The discussion about the effects of migration on crime in Sweden includes, in an obvious way, a more general discussion about the development of crime in our society. It is precisely the thesis that crime increases in step with immigration that is presented as evidence of burdensome immigration. In this way, every claim that we in Sweden do not have a general and accelerated increase in crime (some crimes greatly increase, not least fatal shootings in criminal circles, and fraud. Others decrease, for example, non-lethal violence, theft, and aggravated robbery), causes a strong reaction against the one who claims this thesis. I have had these types of reactions several times. It has thus been claimed that I “screw reality”, lie to the Swedish people, that I am Baghdad Bobb and the like. Conducting a nuanced discussion on crime development is difficult not only because there are strong political interests in painting a picture of Sweden as a country in disrepair, but also due to the public’s lack of knowledge about the actual criminal situation in the country and that crime is inherently difficult to measure.
The third area where criminological research is questioned for purely political purposes is the question of the effects of various sanctions for crime. Here, too, many politicians have invested in longer prison sentences as a solution to the criminal problem. I do not want to claim that this has been done against better knowledge. Many of the strong supporters of this criminal policy solution, hopefully, believe what they say, although most of them must be aware that there is heavy scientific criticism of the overly widespread use of prison. Obviously, in these contexts, the factual arguments must give way to moral indignation, and the political gains, which one thinks one can reap by promising harsh interventions.

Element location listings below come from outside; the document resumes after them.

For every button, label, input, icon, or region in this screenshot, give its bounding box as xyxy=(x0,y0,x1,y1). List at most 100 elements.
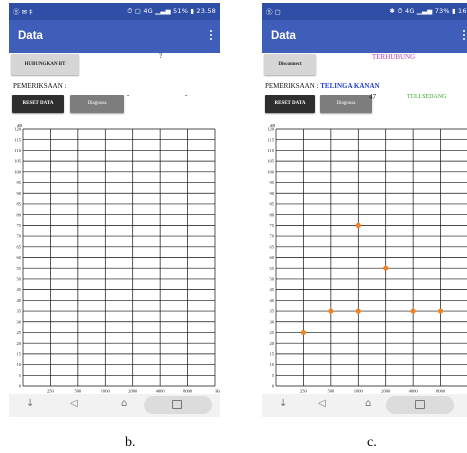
x-tick-label: 500 xyxy=(327,389,335,394)
caption-b: b. xyxy=(125,435,136,450)
overflow-menu-icon[interactable] xyxy=(208,30,214,42)
y-tick-label: 25 xyxy=(270,330,275,335)
caption-c: c. xyxy=(367,435,377,450)
x-tick-label: 250 xyxy=(47,389,55,394)
phone-screen-c: Ⓢ ▢ ✱ ⏱ 4G ▁▃▅ 73% ▮ 16. Data Disconnect… xyxy=(262,3,467,417)
download-icon[interactable]: ↓ xyxy=(279,398,287,409)
dash-value-1: - xyxy=(127,91,130,99)
status-right-info: ✱ ⏱ 4G ▁▃▅ 73% ▮ 16. xyxy=(389,7,467,15)
home-icon[interactable]: ⌂ xyxy=(121,398,127,409)
reset-data-button[interactable]: RESET DATA xyxy=(265,95,315,113)
y-tick-label: 115 xyxy=(267,137,274,142)
data-point xyxy=(437,308,444,314)
y-tick-label: 120 xyxy=(14,127,22,132)
y-tick-label: 10 xyxy=(17,362,22,367)
x-tick-label: 250 xyxy=(300,389,308,394)
data-point xyxy=(355,308,361,314)
y-tick-label: 20 xyxy=(17,341,22,346)
app-title: Data xyxy=(18,30,43,42)
y-tick-label: 110 xyxy=(267,148,274,153)
y-tick-label: 110 xyxy=(14,148,21,153)
x-tick-label: 500 xyxy=(74,389,82,394)
y-tick-label: 20 xyxy=(270,341,275,346)
reset-data-button[interactable]: RESET DATA xyxy=(12,95,64,113)
data-point xyxy=(355,222,361,228)
y-tick-label: 90 xyxy=(17,191,22,196)
app-bar: Data xyxy=(262,20,467,53)
status-bar: Ⓢ ✉ ‡ ⏱ ▢ 4G ▁▃▅ 51% ▮ 23.58 xyxy=(9,3,220,20)
y-tick-label: 105 xyxy=(14,159,22,164)
y-tick-label: 50 xyxy=(17,277,22,282)
x-tick-label: 4000 xyxy=(156,389,166,394)
y-tick-label: 90 xyxy=(270,191,275,196)
x-tick-label: 8000 xyxy=(183,389,193,394)
y-tick-label: 120 xyxy=(267,127,275,132)
recents-icon[interactable] xyxy=(415,400,425,409)
y-tick-label: 50 xyxy=(270,277,275,282)
y-tick-label: 30 xyxy=(17,319,22,324)
y-tick-label: 55 xyxy=(270,266,275,271)
recents-icon[interactable] xyxy=(172,400,182,409)
y-tick-label: 40 xyxy=(17,298,22,303)
exam-label: PEMERIKSAAN : xyxy=(13,82,67,90)
x-tick-label: 8000 xyxy=(436,389,446,394)
y-tick-label: 30 xyxy=(270,319,275,324)
connection-status: TERHUBUNG xyxy=(372,53,416,61)
y-tick-label: 5 xyxy=(19,373,22,378)
audiogram-chart: dB12011511010510095908580757065605550454… xyxy=(14,123,220,394)
y-tick-label: 75 xyxy=(270,223,275,228)
y-tick-label: 85 xyxy=(270,202,275,207)
x-tick-label: 2000 xyxy=(381,389,391,394)
dash-value-2: - xyxy=(185,91,188,99)
x-tick-label: 4000 xyxy=(409,389,419,394)
data-point xyxy=(300,329,307,336)
y-tick-label: 115 xyxy=(14,137,21,142)
status-left-icons: Ⓢ ▢ xyxy=(266,8,281,16)
home-icon[interactable]: ⌂ xyxy=(365,398,371,409)
download-icon[interactable]: ↓ xyxy=(26,398,34,409)
phone-screen-b: Ⓢ ✉ ‡ ⏱ ▢ 4G ▁▃▅ 51% ▮ 23.58 Data HUBUNG… xyxy=(9,3,220,417)
y-tick-label: 70 xyxy=(270,234,275,239)
y-tick-label: 60 xyxy=(17,255,22,260)
y-tick-label: 65 xyxy=(270,244,275,249)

My conclusion is that I, and probably many of my colleagues, must re-evaluate the thesis that researchers provide politicians with facts and politicians make rational decisions based on, among other things, these facts. Perhaps this was possible once upon a time (some of my colleagues would probably argue that it was never possible), when the political conversation had a different character, but today, in the age of populism, scientific facts are directly political. Those who want power in our society are often not interested in objective research findings, but in presenting their construction of reality. I believe that the research community will unfortunately be forced to adapt to these (at least in part) new conditions.